According to Sarah, women often go to crisis pregnancy centers because they don't have other options available in their area or because they think they're going to an office staffed with medical professionals — and that's the impression crisis pregnancy centers often want to give off with purposefully vague language.

Some red flags that an organization is a crisis pregnancy center and not a women's healthcare provider include post-abortion support groups, offering services like pregnancy tests and ultrasounds but not abortions or STI testing, and language like "Pregnant and Scared?"

But crisis pregnancy centers might have to change the way they operate

Right now, the Supreme Court is currently deciding whether or not crisis pregnancy centers in California will have to legally disclose that they're not abortion providers, a fact that they generally try to hide.

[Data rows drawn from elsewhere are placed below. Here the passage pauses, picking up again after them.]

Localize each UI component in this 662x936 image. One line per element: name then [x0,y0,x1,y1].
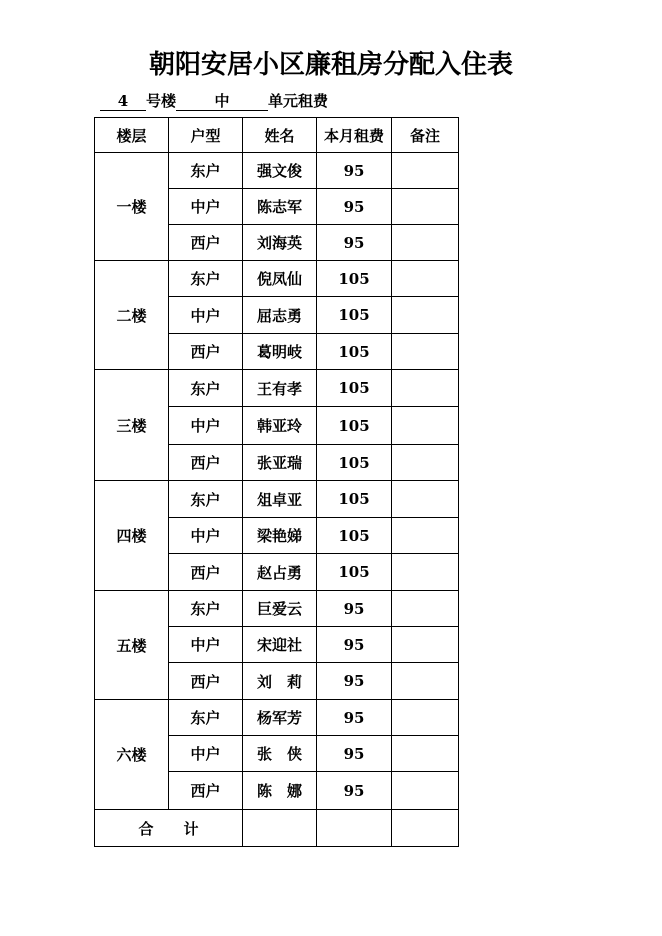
tenant-name-cell: 张 侠 [243,736,317,772]
rent-cell: 105 [317,554,392,591]
floor-cell: 二楼 [95,261,169,370]
table-row [95,700,459,736]
type-cell: 东户 [169,700,243,736]
type-cell: 西户 [169,334,243,370]
tenant-name-cell: 韩亚玲 [243,407,317,445]
rent-cell: 105 [317,518,392,554]
note-cell [392,518,459,554]
note-cell [392,772,459,810]
type-cell: 东户 [169,153,243,189]
note-cell [392,370,459,407]
building-number: 4 [100,93,146,111]
note-cell [392,407,459,445]
rent-cell: 95 [317,189,392,225]
tenant-name-cell: 俎卓亚 [243,481,317,518]
table-row [95,591,459,627]
tenant-name-cell: 张亚瑞 [243,445,317,481]
type-cell: 东户 [169,261,243,297]
type-cell: 中户 [169,189,243,225]
type-cell: 中户 [169,518,243,554]
building-unit-line [100,90,328,111]
note-cell [392,627,459,663]
rent-cell: 95 [317,591,392,627]
header-rent: 本月租费 [317,118,392,153]
table-row [95,153,459,189]
allocation-table [94,117,459,847]
note-cell [392,554,459,591]
type-cell: 西户 [169,554,243,591]
tenant-name-cell: 杨军芳 [243,700,317,736]
table-row [95,261,459,297]
rent-cell: 105 [317,370,392,407]
total-label: 合 计 [95,810,243,847]
rent-cell: 105 [317,445,392,481]
tenant-name-cell: 倪凤仙 [243,261,317,297]
rent-cell: 105 [317,481,392,518]
rent-cell: 105 [317,334,392,370]
floor-cell: 一楼 [95,153,169,261]
type-cell: 中户 [169,627,243,663]
total-name-cell [243,810,317,847]
rent-cell: 95 [317,736,392,772]
type-cell: 中户 [169,297,243,334]
tenant-name-cell: 强文俊 [243,153,317,189]
type-cell: 东户 [169,370,243,407]
header-type: 户型 [169,118,243,153]
tenant-name-cell: 陈 娜 [243,772,317,810]
tenant-name-cell: 刘 莉 [243,663,317,700]
floor-cell: 六楼 [95,700,169,810]
rent-cell: 95 [317,663,392,700]
rent-cell: 95 [317,700,392,736]
note-cell [392,663,459,700]
tenant-name-cell: 陈志军 [243,189,317,225]
note-cell [392,445,459,481]
header-name: 姓名 [243,118,317,153]
type-cell: 东户 [169,591,243,627]
type-cell: 中户 [169,736,243,772]
rent-cell: 95 [317,153,392,189]
rent-cell: 95 [317,772,392,810]
rent-cell: 95 [317,627,392,663]
table-row [95,370,459,407]
total-note-cell [392,810,459,847]
rent-cell: 105 [317,261,392,297]
note-cell [392,297,459,334]
type-cell: 西户 [169,772,243,810]
total-rent-cell [317,810,392,847]
tenant-name-cell: 刘海英 [243,225,317,261]
floor-cell: 四楼 [95,481,169,591]
header-note: 备注 [392,118,459,153]
type-cell: 东户 [169,481,243,518]
floor-cell: 三楼 [95,370,169,481]
note-cell [392,189,459,225]
type-cell: 中户 [169,407,243,445]
unit-suffix: 单元租费 [268,92,329,110]
note-cell [392,591,459,627]
floor-cell: 五楼 [95,591,169,700]
note-cell [392,261,459,297]
type-cell: 西户 [169,663,243,700]
building-suffix: 号楼 [146,92,177,110]
page-title: 朝阳安居小区廉租房分配入住表 [148,50,513,80]
tenant-name-cell: 巨爱云 [243,591,317,627]
tenant-name-cell: 赵占勇 [243,554,317,591]
tenant-name-cell: 梁艳娣 [243,518,317,554]
rent-cell: 105 [317,297,392,334]
tenant-name-cell: 王有孝 [243,370,317,407]
header-row [95,118,459,153]
note-cell [392,334,459,370]
tenant-name-cell: 屈志勇 [243,297,317,334]
type-cell: 西户 [169,445,243,481]
header-floor: 楼层 [95,118,169,153]
type-cell: 西户 [169,225,243,261]
rent-cell: 105 [317,407,392,445]
tenant-name-cell: 宋迎社 [243,627,317,663]
rent-cell: 95 [317,225,392,261]
table-row [95,481,459,518]
note-cell [392,481,459,518]
note-cell [392,225,459,261]
note-cell [392,700,459,736]
unit-name: 中 [176,93,268,111]
total-row [95,810,459,847]
note-cell [392,153,459,189]
note-cell [392,736,459,772]
tenant-name-cell: 葛明岐 [243,334,317,370]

The case, National Institute of Family and Life Advocates v. Becerra, could very well set a precedent for legislation nationwide, which is especially critical for people seeking an abortion — a procedure that a landmark study just proved is safe and effective in the United States.

"If the government is not going to invest in women's healthcare, these piecemeal approaches [like funding crisis pregnancy centers] aren't going to help," Sarah said. "Lying to people isn't going to help anyone."